Greg Mankiw pooh-poohs the data using one of his favorite tactics:
Princeton economist Alan Blinder says Democratic Presidents are better for economic equality between rich and poor.
Chicago economist Casey Mulligan says Republican Presidents are better for economic equality between men and women.
My take: These articles are completely persuasive, as long as you buy into the axiom that correlation=causation. Otherwise, not so much.
Post hoc ergo propter hoc is the eternal comeback in macroeconomics, because we can't replay the world a different way and see what "would have" happened.
It's a very effective counter when you're looking at brief periods (let's call it micromacro) with no comparative or control element.
1. That comeback is much less convincing when comparing outcomes from two sets of policies
A. Over a long period
B. When those policies are consistently and systematically different
2. Data—especially long-term data—can quite effectively disprove a theory. (Mankiw stipulates to this in "Growth of Nations.")
i.e.: Growth in Europe and the US have been the same over decades, while tax rates have been massively different (40% versus 28% of GDP).
i.e. 2: Since WWII, growth under Democratic presidents has been far greater.
No post-hoc argument here: These facts quite effectively disprove the theory that Republican/supply-side/trickle-down policies cause greater/faster economic growth.
On the two "equality" studies that Mankiw pooh-poohs.
Dems deliver less rich/poor inequality: Blinder's point is not that Dems deliver more equality.

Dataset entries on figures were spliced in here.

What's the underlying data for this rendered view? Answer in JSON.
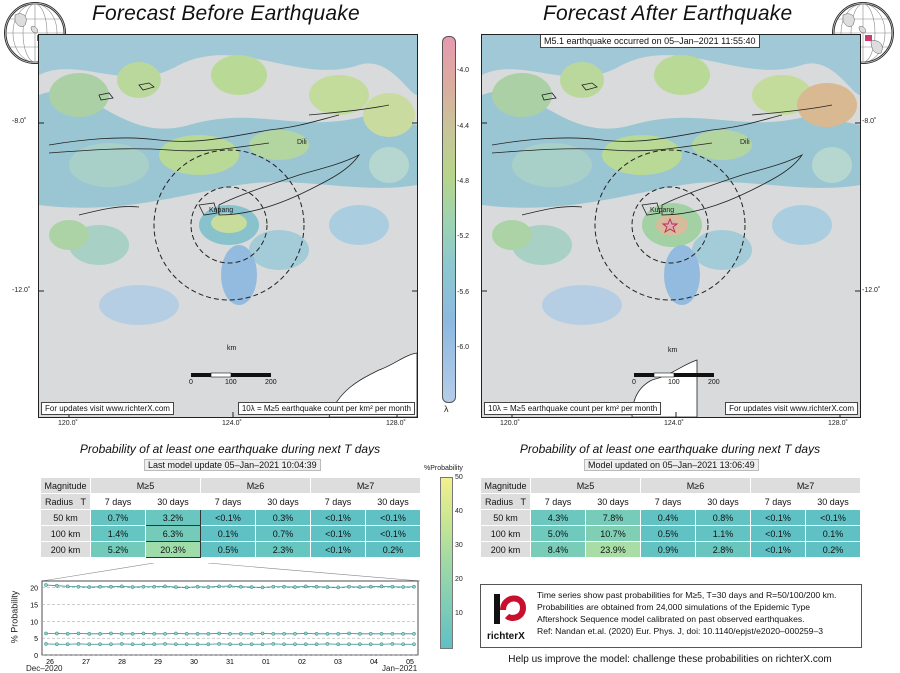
{
  "left_map": {
    "title": "Forecast Before Earthquake",
    "city_label": "Kupang",
    "dili_label": "Dili",
    "scale_unit": "km",
    "scale_ticks": [
      "0",
      "100",
      "200"
    ],
    "footnote_left": "For updates visit www.richterX.com",
    "footnote_right": "10λ = M≥5 earthquake count per km² per month",
    "lat_labels": [
      "-8.0˚",
      "-12.0˚"
    ],
    "lon_labels": [
      "120.0˚",
      "124.0˚",
      "128.0˚"
    ]
  },
  "right_map": {
    "title": "Forecast After Earthquake",
    "event_note": "M5.1 earthquake occurred on 05–Jan–2021 11:55:40",
    "city_label": "Kupang",
    "dili_label": "Dili",
    "scale_unit": "km",
    "scale_ticks": [
      "0",
      "100",
      "200"
    ],
    "footnote_left": "10λ = M≥5 earthquake count per km² per month",
    "footnote_right": "For updates visit www.richterX.com",
    "lat_labels": [
      "-8.0˚",
      "-12.0˚"
    ],
    "lon_labels": [
      "120.0˚",
      "124.0˚",
      "128.0˚"
    ]
  },
  "colorbar": {
    "ticks": [
      "-4.0",
      "-4.4",
      "-4.8",
      "-5.2",
      "-5.6",
      "-6.0"
    ],
    "label": "λ"
  },
  "left_table": {
    "subtitle": "Probability of at least one earthquake during next T days",
    "update": "Last model update 05–Jan–2021 10:04:39",
    "col_mag": "Magnitude",
    "col_radius": "Radius",
    "col_t": "T",
    "mags": [
      "M≥5",
      "M≥6",
      "M≥7"
    ],
    "periods": [
      "7 days",
      "30 days",
      "7 days",
      "30 days",
      "7 days",
      "30 days"
    ],
    "rows": [
      {
        "radius": "50 km",
        "vals": [
          "0.7%",
          "3.2%",
          "<0.1%",
          "0.3%",
          "<0.1%",
          "<0.1%"
        ]
      },
      {
        "radius": "100 km",
        "vals": [
          "1.4%",
          "6.3%",
          "0.1%",
          "0.7%",
          "<0.1%",
          "<0.1%"
        ]
      },
      {
        "radius": "200 km",
        "vals": [
          "5.2%",
          "20.3%",
          "0.5%",
          "2.3%",
          "<0.1%",
          "0.2%"
        ]
      }
    ]
  },
  "right_table": {
    "subtitle": "Probability of at least one earthquake during next T days",
    "update": "Model updated on 05–Jan–2021 13:06:49",
    "col_mag": "Magnitude",
    "col_radius": "Radius",
    "col_t": "T",
    "mags": [
      "M≥5",
      "M≥6",
      "M≥7"
    ],
    "periods": [
      "7 days",
      "30 days",
      "7 days",
      "30 days",
      "7 days",
      "30 days"
    ],
    "rows": [
      {
        "radius": "50 km",
        "vals": [
          "4.3%",
          "7.8%",
          "0.4%",
          "0.8%",
          "<0.1%",
          "<0.1%"
        ]
      },
      {
        "radius": "100 km",
        "vals": [
          "5.0%",
          "10.7%",
          "0.5%",
          "1.1%",
          "<0.1%",
          "0.1%"
        ]
      },
      {
        "radius": "200 km",
        "vals": [
          "8.4%",
          "23.9%",
          "0.9%",
          "2.8%",
          "<0.1%",
          "0.2%"
        ]
      }
    ]
  },
  "prob_colorbar": {
    "label": "%Probability",
    "ticks": [
      "50",
      "40",
      "30",
      "20",
      "10"
    ]
  },
  "chart_data": {
    "type": "line",
    "ylabel": "% Probability",
    "ylim": [
      0,
      22
    ],
    "yticks": [
      "0",
      "5",
      "10",
      "15",
      "20"
    ],
    "xticks": [
      "26",
      "27",
      "28",
      "29",
      "30",
      "31",
      "01",
      "02",
      "03",
      "04",
      "05"
    ],
    "x_month_left": "Dec–2020",
    "x_month_right": "Jan–2021",
    "series": [
      {
        "values": [
          20.8,
          20.6,
          20.4,
          20.3,
          20.2,
          20.3,
          20.3,
          20.4,
          20.2,
          20.3,
          20.3,
          20.4,
          20.2,
          20.1,
          20.3,
          20.2,
          20.4,
          20.5,
          20.3,
          20.2,
          20.1,
          20.3,
          20.3,
          20.2,
          20.4,
          20.3,
          20.2,
          20.1,
          20.3,
          20.2,
          20.3,
          20.4,
          20.3,
          20.2,
          20.3
        ]
      },
      {
        "values": [
          6.4,
          6.4,
          6.3,
          6.4,
          6.3,
          6.3,
          6.4,
          6.3,
          6.3,
          6.4,
          6.3,
          6.3,
          6.4,
          6.3,
          6.3,
          6.3,
          6.4,
          6.3,
          6.3,
          6.3,
          6.4,
          6.3,
          6.3,
          6.3,
          6.4,
          6.3,
          6.3,
          6.3,
          6.4,
          6.3,
          6.3,
          6.3,
          6.3,
          6.3,
          6.3
        ]
      },
      {
        "values": [
          3.3,
          3.2,
          3.2,
          3.3,
          3.2,
          3.2,
          3.2,
          3.3,
          3.2,
          3.2,
          3.2,
          3.3,
          3.2,
          3.2,
          3.2,
          3.2,
          3.3,
          3.2,
          3.2,
          3.2,
          3.2,
          3.3,
          3.2,
          3.2,
          3.2,
          3.2,
          3.3,
          3.2,
          3.2,
          3.2,
          3.2,
          3.2,
          3.3,
          3.2,
          3.2
        ]
      }
    ]
  },
  "info": {
    "logo_text": "richterX",
    "lines": [
      "Time series show past probabilities for M≥5, T=30 days and R=50/100/200 km.",
      "Probabilities are obtained from 24,000 simulations of the Epidemic Type",
      "Aftershock Sequence model calibrated on past observed earthquakes.",
      "Ref: Nandan et.al. (2020) Eur. Phys. J, doi: 10.1140/epjst/e2020–000259–3"
    ],
    "footer": "Help us improve the model: challenge these probabilities on richterX.com"
  }
}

It's that everyone is better off under Democratic policies. (Bartels demonstrates this in spades.) The equality is a wonderful (causally connected?) bonus.
Pubs deliver less male/female inequality: women appear to have done relatively better under 'pubs because working-class men have done so poorly under same.
Update: Casey Mulligan—author of the Republicans-promote-gender-equality article—responds to Mankiw in his new blog.